Les représentants du corps paramédical au CHU Lamine-Debaghine de Bab El Oued (ex-Maillot) ont affirmé, hier, que les missions confiées aux infirmiers et au corps paramédical, en général, exigeaient une formation universitaire. Dans ce sens, ils ont plaidé pour l’introduction du système LMD (Licence-Master-doctorat) dans le cursus de formation de ce corps.

Les 6es Journées scientifiques du corps paramédical, prévues à partir du 15 mai prochain au Palais de la culture Moufdi-Zakaria (Alger) seront l’occasion de soulever ce point, a annoncé le président de la commission scientifique du même CHU, Mohamed Redouane. Ce dernier estime que ce rendez-vous, qui réunira 330 participants, constituera un challenge pour la commission scientifique, installées depuis trois mois et qui compte 12 membres.
Déplorant le manque de formation et d’infirmiers dont souffrent les structures hospitalières, dû notamment aux départs à la retraite, M. Redouane a, à l’occasion, révélé que le corps des infirmiers fonctionne avec plus de 70% des effectifs qui souffrent de maladies chroniques, dont le diabète et l’hypertension.
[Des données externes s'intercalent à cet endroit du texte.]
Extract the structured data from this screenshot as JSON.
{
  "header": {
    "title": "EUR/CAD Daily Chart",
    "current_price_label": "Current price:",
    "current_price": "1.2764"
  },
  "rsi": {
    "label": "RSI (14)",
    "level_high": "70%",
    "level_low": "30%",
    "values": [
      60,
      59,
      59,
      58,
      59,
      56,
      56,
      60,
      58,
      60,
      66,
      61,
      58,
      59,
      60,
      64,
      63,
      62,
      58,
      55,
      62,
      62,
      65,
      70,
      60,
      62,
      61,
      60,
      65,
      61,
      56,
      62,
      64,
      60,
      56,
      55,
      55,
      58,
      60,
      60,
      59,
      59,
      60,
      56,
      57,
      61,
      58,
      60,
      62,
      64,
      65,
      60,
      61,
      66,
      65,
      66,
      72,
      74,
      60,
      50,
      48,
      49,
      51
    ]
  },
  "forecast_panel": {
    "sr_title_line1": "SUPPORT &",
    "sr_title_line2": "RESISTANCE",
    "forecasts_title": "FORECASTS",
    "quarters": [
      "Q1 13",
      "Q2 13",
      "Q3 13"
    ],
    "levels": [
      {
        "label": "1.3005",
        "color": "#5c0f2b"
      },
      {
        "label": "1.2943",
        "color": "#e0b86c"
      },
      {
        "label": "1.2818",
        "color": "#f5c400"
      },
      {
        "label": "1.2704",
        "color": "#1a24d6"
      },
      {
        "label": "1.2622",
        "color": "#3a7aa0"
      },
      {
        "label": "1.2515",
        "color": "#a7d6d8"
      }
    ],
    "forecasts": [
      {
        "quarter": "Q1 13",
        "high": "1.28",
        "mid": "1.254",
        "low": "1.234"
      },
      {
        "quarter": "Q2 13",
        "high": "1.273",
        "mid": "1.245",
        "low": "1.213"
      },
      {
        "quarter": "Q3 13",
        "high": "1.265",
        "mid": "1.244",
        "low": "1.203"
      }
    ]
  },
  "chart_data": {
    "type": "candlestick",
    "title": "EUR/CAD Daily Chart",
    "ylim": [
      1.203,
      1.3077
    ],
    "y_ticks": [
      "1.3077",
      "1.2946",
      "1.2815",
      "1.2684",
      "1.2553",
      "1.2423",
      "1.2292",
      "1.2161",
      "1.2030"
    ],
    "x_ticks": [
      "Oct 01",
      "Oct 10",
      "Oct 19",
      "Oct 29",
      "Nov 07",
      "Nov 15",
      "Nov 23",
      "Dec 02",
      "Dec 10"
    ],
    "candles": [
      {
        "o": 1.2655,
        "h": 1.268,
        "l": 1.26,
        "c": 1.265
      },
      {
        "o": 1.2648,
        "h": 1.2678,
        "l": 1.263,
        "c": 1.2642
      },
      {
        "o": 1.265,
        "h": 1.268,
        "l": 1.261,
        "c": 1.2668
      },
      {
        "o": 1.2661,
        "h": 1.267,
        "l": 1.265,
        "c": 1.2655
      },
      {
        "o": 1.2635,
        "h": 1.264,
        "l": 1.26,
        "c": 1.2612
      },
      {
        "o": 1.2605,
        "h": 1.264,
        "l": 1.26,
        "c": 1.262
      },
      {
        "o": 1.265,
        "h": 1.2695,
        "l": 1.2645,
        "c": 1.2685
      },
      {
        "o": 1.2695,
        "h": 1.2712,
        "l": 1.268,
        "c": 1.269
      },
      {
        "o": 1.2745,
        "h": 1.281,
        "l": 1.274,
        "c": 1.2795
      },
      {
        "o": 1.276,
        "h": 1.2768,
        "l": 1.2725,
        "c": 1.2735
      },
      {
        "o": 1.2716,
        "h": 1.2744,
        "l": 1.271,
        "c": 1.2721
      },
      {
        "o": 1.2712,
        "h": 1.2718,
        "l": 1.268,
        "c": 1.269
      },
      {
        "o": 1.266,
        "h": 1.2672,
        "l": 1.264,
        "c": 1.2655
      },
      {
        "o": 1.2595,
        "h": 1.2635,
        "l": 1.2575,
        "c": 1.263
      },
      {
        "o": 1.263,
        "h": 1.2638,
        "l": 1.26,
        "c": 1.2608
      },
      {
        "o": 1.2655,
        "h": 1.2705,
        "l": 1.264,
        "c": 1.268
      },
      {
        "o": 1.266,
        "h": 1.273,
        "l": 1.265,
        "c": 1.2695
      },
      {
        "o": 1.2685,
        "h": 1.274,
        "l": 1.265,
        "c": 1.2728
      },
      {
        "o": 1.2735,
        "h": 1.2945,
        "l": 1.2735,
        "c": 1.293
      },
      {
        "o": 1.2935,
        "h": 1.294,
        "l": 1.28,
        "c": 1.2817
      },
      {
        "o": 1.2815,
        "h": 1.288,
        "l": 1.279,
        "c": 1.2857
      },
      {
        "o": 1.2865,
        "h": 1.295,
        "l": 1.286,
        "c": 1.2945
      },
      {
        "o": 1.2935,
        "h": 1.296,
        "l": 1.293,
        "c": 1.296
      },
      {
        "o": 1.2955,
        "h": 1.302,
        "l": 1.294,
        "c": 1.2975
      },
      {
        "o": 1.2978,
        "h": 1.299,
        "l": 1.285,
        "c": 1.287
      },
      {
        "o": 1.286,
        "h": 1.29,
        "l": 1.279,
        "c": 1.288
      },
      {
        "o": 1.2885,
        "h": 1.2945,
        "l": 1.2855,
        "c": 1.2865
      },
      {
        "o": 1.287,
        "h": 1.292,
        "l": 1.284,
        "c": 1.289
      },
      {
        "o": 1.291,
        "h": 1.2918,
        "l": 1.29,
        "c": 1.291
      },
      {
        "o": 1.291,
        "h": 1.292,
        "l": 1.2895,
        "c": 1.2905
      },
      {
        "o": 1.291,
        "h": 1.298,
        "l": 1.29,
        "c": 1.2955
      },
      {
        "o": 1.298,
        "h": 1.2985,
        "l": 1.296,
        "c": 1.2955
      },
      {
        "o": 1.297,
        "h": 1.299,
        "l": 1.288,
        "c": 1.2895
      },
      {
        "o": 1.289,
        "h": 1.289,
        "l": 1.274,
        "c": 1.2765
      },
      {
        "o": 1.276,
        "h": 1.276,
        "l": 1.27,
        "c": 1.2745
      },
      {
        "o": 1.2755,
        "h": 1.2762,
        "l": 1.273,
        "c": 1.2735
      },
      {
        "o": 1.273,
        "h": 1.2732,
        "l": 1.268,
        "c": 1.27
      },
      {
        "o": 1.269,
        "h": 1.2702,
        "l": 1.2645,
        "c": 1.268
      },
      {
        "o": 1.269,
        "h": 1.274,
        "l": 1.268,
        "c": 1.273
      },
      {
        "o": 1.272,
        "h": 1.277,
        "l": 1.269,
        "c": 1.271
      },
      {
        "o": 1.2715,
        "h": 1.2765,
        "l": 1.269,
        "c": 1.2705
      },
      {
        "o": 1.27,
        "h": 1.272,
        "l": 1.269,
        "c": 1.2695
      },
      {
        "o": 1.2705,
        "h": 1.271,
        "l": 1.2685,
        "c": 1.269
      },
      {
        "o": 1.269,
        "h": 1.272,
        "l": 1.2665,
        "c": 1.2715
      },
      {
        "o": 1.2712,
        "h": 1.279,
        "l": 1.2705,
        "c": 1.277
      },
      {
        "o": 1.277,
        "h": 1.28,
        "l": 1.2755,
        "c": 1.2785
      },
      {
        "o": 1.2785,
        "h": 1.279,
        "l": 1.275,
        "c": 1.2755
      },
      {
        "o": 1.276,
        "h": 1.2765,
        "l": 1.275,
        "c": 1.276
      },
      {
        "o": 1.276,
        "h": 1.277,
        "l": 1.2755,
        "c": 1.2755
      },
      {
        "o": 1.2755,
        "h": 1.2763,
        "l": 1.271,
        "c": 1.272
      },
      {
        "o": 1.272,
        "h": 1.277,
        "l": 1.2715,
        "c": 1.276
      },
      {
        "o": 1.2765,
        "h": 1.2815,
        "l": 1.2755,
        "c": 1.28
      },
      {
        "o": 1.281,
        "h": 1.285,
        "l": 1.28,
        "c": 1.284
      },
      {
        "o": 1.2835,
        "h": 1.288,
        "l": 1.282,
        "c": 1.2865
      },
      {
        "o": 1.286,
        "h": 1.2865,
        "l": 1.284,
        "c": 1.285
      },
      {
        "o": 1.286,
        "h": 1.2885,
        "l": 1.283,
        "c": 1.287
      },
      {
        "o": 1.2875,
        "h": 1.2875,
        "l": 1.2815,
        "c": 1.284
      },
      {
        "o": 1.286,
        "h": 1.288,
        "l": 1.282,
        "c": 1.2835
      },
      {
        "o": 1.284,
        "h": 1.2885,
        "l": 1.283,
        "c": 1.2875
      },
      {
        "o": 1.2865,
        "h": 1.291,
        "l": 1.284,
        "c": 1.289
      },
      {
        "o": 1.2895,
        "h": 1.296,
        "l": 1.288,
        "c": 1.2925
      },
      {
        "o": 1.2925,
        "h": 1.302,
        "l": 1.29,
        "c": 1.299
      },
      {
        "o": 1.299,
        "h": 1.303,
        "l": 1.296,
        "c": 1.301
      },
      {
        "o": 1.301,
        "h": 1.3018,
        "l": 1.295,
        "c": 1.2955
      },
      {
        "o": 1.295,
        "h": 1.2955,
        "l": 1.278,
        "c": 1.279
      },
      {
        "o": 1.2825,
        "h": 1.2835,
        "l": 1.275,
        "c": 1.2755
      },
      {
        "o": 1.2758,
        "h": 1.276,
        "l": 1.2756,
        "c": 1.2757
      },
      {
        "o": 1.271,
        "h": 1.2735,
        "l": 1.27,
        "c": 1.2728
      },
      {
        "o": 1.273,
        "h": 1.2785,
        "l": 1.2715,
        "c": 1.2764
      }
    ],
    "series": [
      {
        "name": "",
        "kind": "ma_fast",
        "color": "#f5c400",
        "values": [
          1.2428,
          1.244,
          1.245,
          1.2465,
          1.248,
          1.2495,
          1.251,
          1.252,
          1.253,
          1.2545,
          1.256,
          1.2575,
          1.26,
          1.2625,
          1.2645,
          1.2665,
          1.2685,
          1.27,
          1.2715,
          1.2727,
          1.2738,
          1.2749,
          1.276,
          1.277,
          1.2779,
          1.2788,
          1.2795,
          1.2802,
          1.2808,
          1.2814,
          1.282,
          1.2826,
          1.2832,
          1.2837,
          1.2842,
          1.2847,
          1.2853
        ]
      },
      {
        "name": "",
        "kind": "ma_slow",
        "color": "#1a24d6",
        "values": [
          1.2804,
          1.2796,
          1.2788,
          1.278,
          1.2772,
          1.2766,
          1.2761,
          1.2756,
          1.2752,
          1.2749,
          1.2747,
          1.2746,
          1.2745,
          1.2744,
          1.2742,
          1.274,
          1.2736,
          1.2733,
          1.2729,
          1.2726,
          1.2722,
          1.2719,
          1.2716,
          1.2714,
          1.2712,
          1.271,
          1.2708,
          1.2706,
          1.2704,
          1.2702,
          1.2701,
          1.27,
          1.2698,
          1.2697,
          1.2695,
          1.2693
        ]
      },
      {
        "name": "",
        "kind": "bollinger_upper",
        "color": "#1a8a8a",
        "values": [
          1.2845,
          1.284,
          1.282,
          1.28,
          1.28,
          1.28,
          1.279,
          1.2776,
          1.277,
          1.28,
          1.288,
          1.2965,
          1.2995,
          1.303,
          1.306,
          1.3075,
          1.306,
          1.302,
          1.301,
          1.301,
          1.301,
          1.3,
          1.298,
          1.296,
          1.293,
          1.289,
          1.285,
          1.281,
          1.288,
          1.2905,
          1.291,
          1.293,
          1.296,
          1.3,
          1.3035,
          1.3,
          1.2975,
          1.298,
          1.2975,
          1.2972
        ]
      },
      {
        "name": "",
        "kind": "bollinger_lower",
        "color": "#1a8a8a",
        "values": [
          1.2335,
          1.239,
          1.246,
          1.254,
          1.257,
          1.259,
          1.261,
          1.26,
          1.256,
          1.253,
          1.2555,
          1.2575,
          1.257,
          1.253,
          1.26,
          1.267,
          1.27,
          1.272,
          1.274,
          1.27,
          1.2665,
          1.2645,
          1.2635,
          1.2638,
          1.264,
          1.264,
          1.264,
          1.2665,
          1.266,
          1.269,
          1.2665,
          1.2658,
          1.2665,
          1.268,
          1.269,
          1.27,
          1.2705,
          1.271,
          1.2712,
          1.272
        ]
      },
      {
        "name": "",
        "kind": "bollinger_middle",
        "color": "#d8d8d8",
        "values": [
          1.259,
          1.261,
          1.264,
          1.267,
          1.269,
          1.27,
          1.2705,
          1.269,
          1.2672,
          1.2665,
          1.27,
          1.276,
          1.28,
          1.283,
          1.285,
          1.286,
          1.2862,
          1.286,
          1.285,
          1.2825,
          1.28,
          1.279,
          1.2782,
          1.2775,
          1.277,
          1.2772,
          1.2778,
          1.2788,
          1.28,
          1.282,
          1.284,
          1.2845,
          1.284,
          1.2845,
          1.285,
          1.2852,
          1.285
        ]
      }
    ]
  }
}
La conférence de presse d’hier a, également, été l’occasion pour les paramédicaux d’exposer les différents volets de leur métier. Le paramédical «est un métier de vocation», ont-ils soutenu, avouant que malgré toutes les contraintes de la profession, ils continuent à l’aimer. Toutefois, ils réclament aussi l’inscription du paramédical sur la liste des métiers à haute pénibilité. « Un infirmier doit prendre en charge trois à quatre malades, alors qu’on devrait avoir trois infirmiers pour un seul malade », fait remarquer un infirmier spécialiste en stérilisation pour illustrer les conditions de travail dans lesquelles lui et ses semblables évoluent. Selon les membres de la même commission, ce métier d’infirmier est en voie de disparition, et pour le sauver, il faut améliorer la qualité de la formation. Sur ce chapitre, M. Redouane n’a pas manqué de saluer les efforts des pouvoirs publics qui ont affiché, selon lui, une volonté d’améliorer la situation. Il regrettera néanmoins que les choses se fassent lentement. Pour rappel, le Syndicat algérien des paramédicaux (SAP) avait observé, en janvier dernier, une grève pour revendiquer la révision de la carrière professionnelle, l’accès au système LMD, l’octroi des primes d’encadrement et de documentation et la sécurité au sein des hôpitaux, outre la promotion des aides-soignants, la formation des paramédicaux et le recrutement d’infirmiers titulaires d’une licence dans le domaine.